Di Makasar ada museum yang khusus menyajikan koleksi moluska. Museum ini milik keluarga Clara Bundt. Terletak di dekat Pantai Losari. Bundt sendiri ibarat ensiklopedia hidup. Dia banyak tahu tentang asal usul dan nama suatu moluska. Museum Bundt merupakan museum moluska terlengkap di Indonesia. Banyak pelajar, mahasiswa, dan kalangan akademisi melakukan penelitian di sini. Lebih dari itu, museum Bundt menjadi objek wisata andalan Makasar karena selalu dimasukkan ke dalam brosur-brosur pariwisata regional, nasional, dan internasional.
Di Jakarta konkologis yang mempunyai koleksi relatif banyak antara lain Dr. Jopie Wangania (ahli antropologi UI), Rae Sita Supit (bintang film era 1970-an), dan Ir. Arief (karyawan swasta). Yang tergolong lengkap adalah milik Jopie Wangania. Dia bukan hanya mengoleksi cangkang moluska, tetapi juga prangko, hiasan, literatur, cendera mata, resep makanan, dan makanan kaleng dari berbagai negara. Tentu saja semuanya bergambar atau berhubungan dengan moluska.
Untuk jenis moluska purba, informasi bisa diperoleh dari berbagai museum. Beberapa lembaga penelitian seperti Pusat Penelitian Arkeologi Nasional dan Balai Arkeologi, kerap menyimpan data tentang moluska. Sejak lama berbagai ekskavasi arkeologi sering menemukan cangkang moluska, baik sebagai bekal kubur atau alat tukar, maupun sebagai bahan konsumsi atau pelengkap ritual.

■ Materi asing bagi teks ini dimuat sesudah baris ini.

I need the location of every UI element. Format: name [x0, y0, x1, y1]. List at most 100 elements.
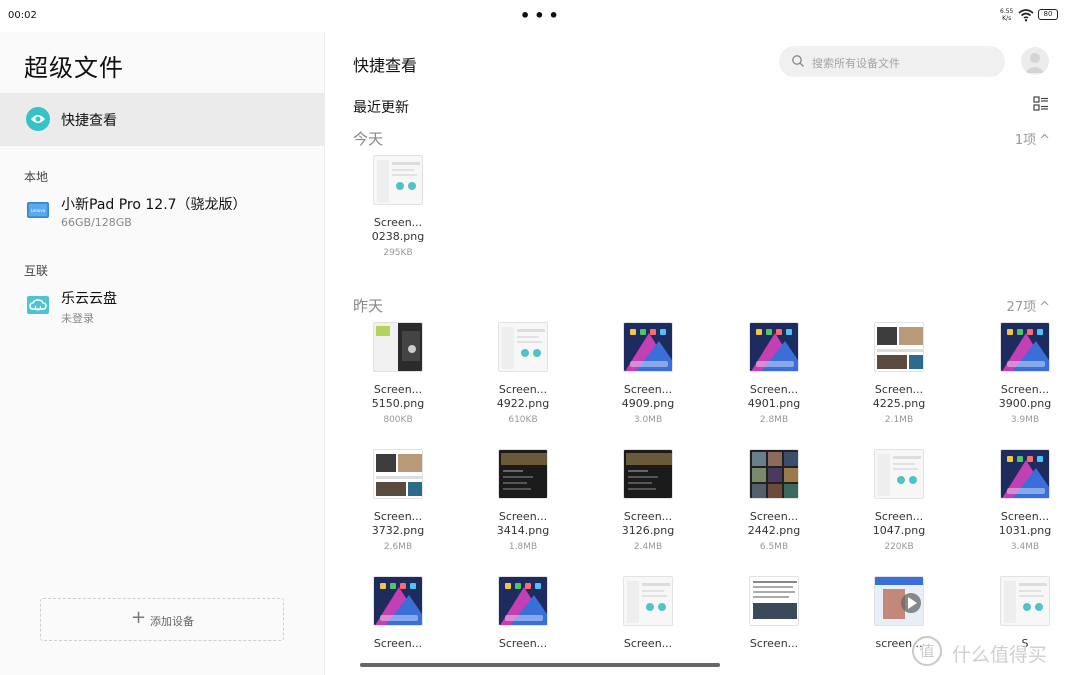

Moluska hidup berkesinambungan sejak zaman purba hingga kini. Maka mengoleksi dan mempelajari moluska selalu mempunyai nilai tambah yang tiada taranya.
Informasi Pengetahuan
Moluska berfungsi sebagai benda koleksi sekaligus informasi ilmu pengetahuan. Koleksi ini sudah dikenal sejak zaman prasejarah, yakni masa sebelum manusia mengenal sumber tertulis. Dulu kerang banyak dikonsumsi manusia purba, sebagaimana ditunjukkan temuan-temuan arkeologis berupa kulit kerang.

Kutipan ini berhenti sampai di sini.